From: http://blogs.zdnet.com/BTL/index.php?p=1241&tag=nl.e539
This morning kicked off the Open Source Business Conference in San Francisco, where a mixed crowd of IT enterprise customers and vendors, lawyers, and venture capitalists rubbed elbows as they contemplated open source market strategies.
In his keynote, Larry Augustin, CEO of Medsphere, left everyone with no doubt that the next frontier for open source software development is the applications space. Augustin talked about four successful models, each representing a different application category: sugarCRM, Compiere, Asterisk, and VistA (the technology his company first deployed to the private sector) and looked at what they had in common to come up with six rules that identify a ripe opportunity for open source: (1) Look at heavy applications that are traditionally a big expense and take years to implement. These include, CRM, ERP, PBX, and EHR (electronic health records). (2) The presence of big proprietary traditional competitors with big upfront software licensing fees that make it hard to get started. (3) A large, enthusiastic free user base so you don't have to spend a lot of time educating them and the market about what you are doing, giving you sales leverage. (4) An enthusiastic developer ecosystem--you have a community of people that participate in some way. (5) There is a big enterprise market opportunity: for healthcare, the market is to grow to $25B IT market by 2007. (6) You have a big under-penetrated SMB market opportunity.

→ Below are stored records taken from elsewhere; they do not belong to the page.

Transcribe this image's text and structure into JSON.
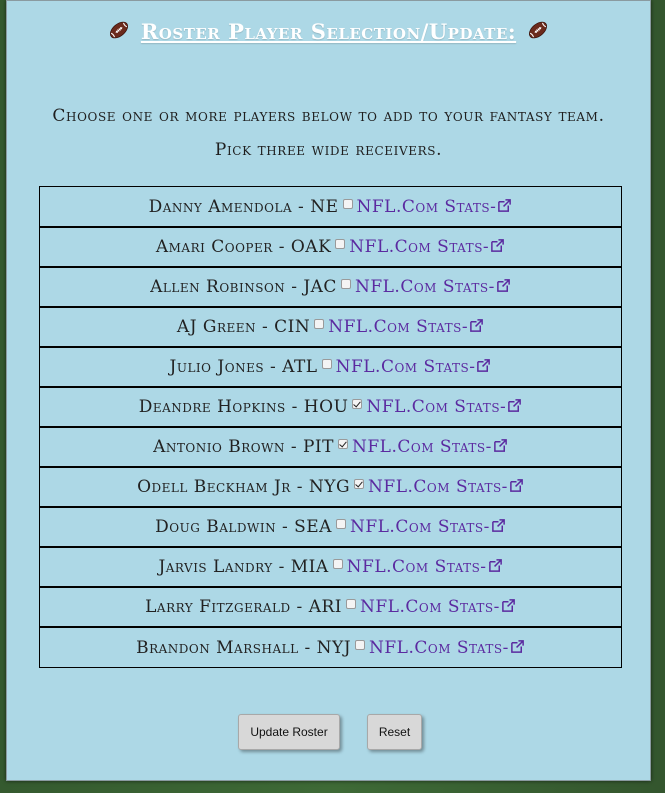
{
  "header": {
    "title": "Roster Player Selection/Update:",
    "left_icon": "football-icon",
    "right_icon": "football-icon"
  },
  "instructions": {
    "line1": "Choose one or more players below to add to your fantasy team.",
    "line2": "Pick three wide receivers."
  },
  "players": [
    {
      "label": "Danny Amendola - NE",
      "checked": false,
      "link": "NFL.Com Stats-"
    },
    {
      "label": "Amari Cooper - OAK",
      "checked": false,
      "link": "NFL.Com Stats-"
    },
    {
      "label": "Allen Robinson - JAC",
      "checked": false,
      "link": "NFL.Com Stats-"
    },
    {
      "label": "AJ Green - CIN",
      "checked": false,
      "link": "NFL.Com Stats-"
    },
    {
      "label": "Julio Jones - ATL",
      "checked": false,
      "link": "NFL.Com Stats-"
    },
    {
      "label": "Deandre Hopkins - HOU",
      "checked": true,
      "link": "NFL.Com Stats-"
    },
    {
      "label": "Antonio Brown - PIT",
      "checked": true,
      "link": "NFL.Com Stats-"
    },
    {
      "label": "Odell Beckham Jr - NYG",
      "checked": true,
      "link": "NFL.Com Stats-"
    },
    {
      "label": "Doug Baldwin - SEA",
      "checked": false,
      "link": "NFL.Com Stats-"
    },
    {
      "label": "Jarvis Landry - MIA",
      "checked": false,
      "link": "NFL.Com Stats-"
    },
    {
      "label": "Larry Fitzgerald - ARI",
      "checked": false,
      "link": "NFL.Com Stats-"
    },
    {
      "label": "Brandon Marshall - NYJ",
      "checked": false,
      "link": "NFL.Com Stats-"
    }
  ],
  "buttons": {
    "update_label": "Update Roster",
    "reset_label": "Reset"
  },
  "colors": {
    "panel_bg": "#add8e6",
    "link": "#5b2aa0",
    "title": "#ffffff"
  }
}
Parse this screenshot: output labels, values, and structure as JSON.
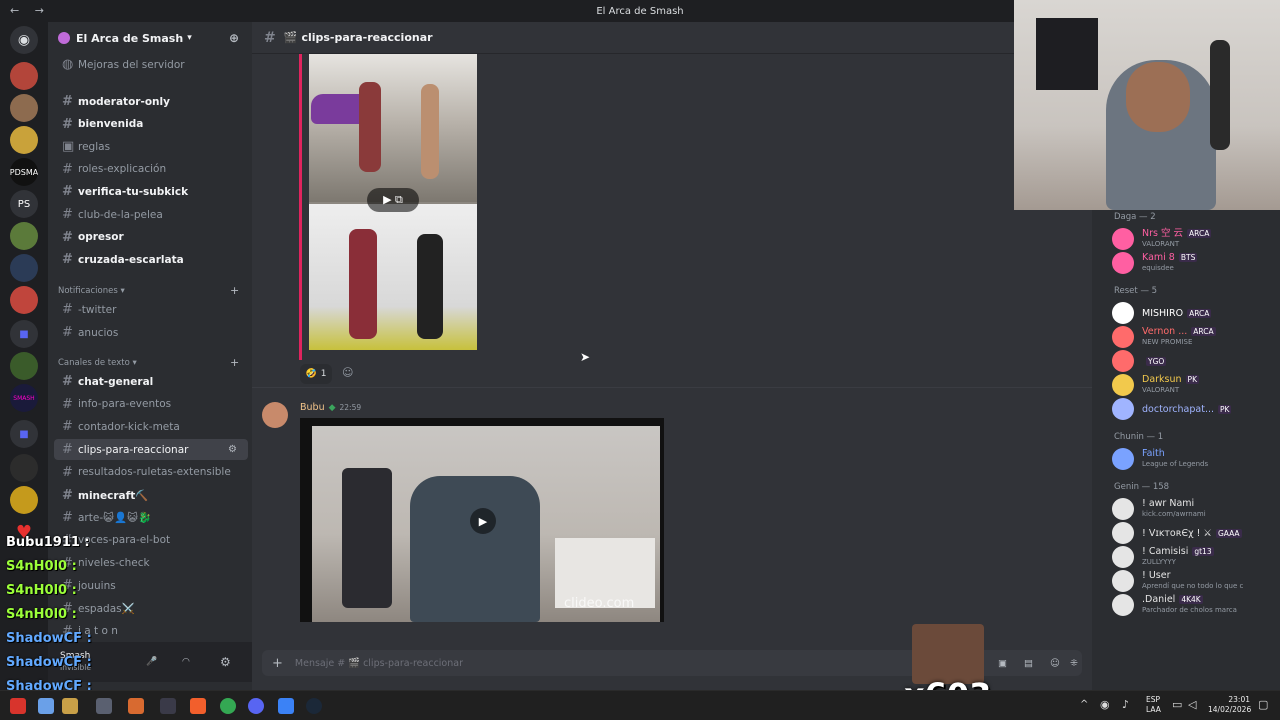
{
  "titlebar": {
    "title": "El Arca de Smash",
    "nav": "←  →"
  },
  "servers": {
    "items": [
      "",
      "",
      "",
      "PDSMA",
      "PS",
      "",
      "",
      "",
      "",
      "",
      "SMASH",
      "",
      "",
      "",
      ""
    ]
  },
  "sidebar": {
    "guild_name": "El Arca de Smash",
    "boost": "Mejoras del servidor",
    "channels": [
      {
        "label": "moderator-only",
        "style": "bold",
        "icon": "#"
      },
      {
        "label": "bienvenida",
        "style": "bold",
        "icon": "#"
      },
      {
        "label": "reglas",
        "style": "",
        "icon": "▣"
      },
      {
        "label": "roles-explicación",
        "style": "",
        "icon": "#"
      },
      {
        "label": "verifica-tu-subkick",
        "style": "bold",
        "icon": "#"
      },
      {
        "label": "club-de-la-pelea",
        "style": "",
        "icon": "#"
      },
      {
        "label": "opresor",
        "style": "bold",
        "icon": "#"
      },
      {
        "label": "cruzada-escarlata",
        "style": "bold",
        "icon": "#"
      }
    ],
    "cat_notifications": "Notificaciones",
    "notif_channels": [
      {
        "label": "-twitter",
        "style": "",
        "icon": "#"
      },
      {
        "label": "anucios",
        "style": "",
        "icon": "#"
      }
    ],
    "cat_text": "Canales de texto",
    "text_channels": [
      {
        "label": "chat-general",
        "style": "bold",
        "icon": "#"
      },
      {
        "label": "info-para-eventos",
        "style": "",
        "icon": "#"
      },
      {
        "label": "contador-kick-meta",
        "style": "",
        "icon": "#"
      },
      {
        "label": "clips-para-reaccionar",
        "style": "active",
        "icon": "#"
      },
      {
        "label": "resultados-ruletas-extensible",
        "style": "",
        "icon": "#"
      },
      {
        "label": "minecraft⛏️",
        "style": "bold",
        "icon": "#"
      },
      {
        "label": "arte-😺👤😺🐉",
        "style": "",
        "icon": "#"
      },
      {
        "label": "voces-para-el-bot",
        "style": "",
        "icon": "#"
      },
      {
        "label": "niveles-check",
        "style": "",
        "icon": "#"
      },
      {
        "label": "jouuins",
        "style": "",
        "icon": "#"
      },
      {
        "label": "espadas⚔️",
        "style": "",
        "icon": "#"
      },
      {
        "label": "j a t o n",
        "style": "",
        "icon": "#"
      }
    ],
    "user_name": "Smash",
    "user_status": "Invisible"
  },
  "chat": {
    "channel": "clips-para-reaccionar",
    "reaction_count": "1",
    "message_author": "Bubu",
    "message_time": "22:59",
    "watermark": "clideo.com",
    "composer_placeholder": "Mensaje # 🎬 clips-para-reaccionar"
  },
  "members": {
    "groups": [
      {
        "label": "Daga — 2",
        "members": [
          {
            "name": "Nrs 空 云",
            "badge": "ARCA",
            "sub": "VALORANT",
            "color": "#ff5fa2"
          },
          {
            "name": "Kami 8",
            "badge": "BTS",
            "sub": "equisdee",
            "color": "#ff5fa2"
          }
        ]
      },
      {
        "label": "Reset — 5",
        "members": [
          {
            "name": "MISHIRO",
            "badge": "ARCA",
            "sub": "",
            "color": "#ffffff"
          },
          {
            "name": "Vernon ...",
            "badge": "ARCA",
            "sub": "NEW PROMISE",
            "color": "#ff6b6b"
          },
          {
            "name": "",
            "badge": "YGO",
            "sub": "",
            "color": "#ff6b6b"
          },
          {
            "name": "Darksun",
            "badge": "PK",
            "sub": "VALORANT",
            "color": "#f2c94c"
          },
          {
            "name": "doctorchapat...",
            "badge": "PK",
            "sub": "",
            "color": "#a0b4ff"
          }
        ]
      },
      {
        "label": "Chunin — 1",
        "members": [
          {
            "name": "Faith",
            "badge": "",
            "sub": "League of Legends",
            "color": "#7aa2ff"
          }
        ]
      },
      {
        "label": "Genin — 158",
        "members": [
          {
            "name": "! awr Nami",
            "badge": "",
            "sub": "kick.com/awrnami",
            "color": "#e5e5e5"
          },
          {
            "name": "! VɪᴋᴛᴏʀЄχ ! ⚔",
            "badge": "GAAA",
            "sub": "",
            "color": "#e5e5e5"
          },
          {
            "name": "! Camisisi",
            "badge": "gt13",
            "sub": "ZULLYYYY",
            "color": "#e5e5e5"
          },
          {
            "name": "! User",
            "badge": "",
            "sub": "Aprendí que no todo lo que c",
            "color": "#e5e5e5"
          },
          {
            "name": ".Daniel",
            "badge": "4K4K",
            "sub": "Parchador de cholos marca",
            "color": "#e5e5e5"
          }
        ]
      }
    ]
  },
  "overlay": {
    "stream_chat": [
      {
        "user": "Bubu1911",
        "color": "#ffffff"
      },
      {
        "user": "S4nH0l0",
        "color": "#9cff3a"
      },
      {
        "user": "S4nH0l0",
        "color": "#9cff3a"
      },
      {
        "user": "S4nH0l0",
        "color": "#9cff3a"
      },
      {
        "user": "ShadowCF",
        "color": "#62a9ff"
      },
      {
        "user": "ShadowCF",
        "color": "#62a9ff"
      },
      {
        "user": "ShadowCF",
        "color": "#62a9ff"
      }
    ],
    "combo": "x603"
  },
  "taskbar": {
    "lang": "ESP",
    "lang2": "LAA",
    "time": "23:01",
    "date": "14/02/2026"
  }
}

Augustin then gave two drivers for the next wave of open source. The first is developer interest. He said that applications give fodder for the next generation of developers looking for a new challenge. "They're not going to build Linux again," he said. The second reason is that the traditional enterprise software model is broken (long sales cycles, expensive, inaccessible to SMBs, etc.). He said that 76% of new license revenue today goes to sales marketing, pointing out the irony that vendors are charging customers to convince them to buy their software.
After a line by line comparison showing how Siebel's financials wouldn't take that hard of a hit if the company ditched its upfront licensing fees, Augustin justified the theoretical scenario and showed how lower cost is in part derivative of a lower cost to sell and market the software. And lower cost means broader market availability.
He concluded his talk recapping the advantages open source has over proprietary enterprise software: a shorter sales cycle, you don't have to pilot, the install time is shorter, there is nearly no enterprise license fee, and you have a large user base to work on.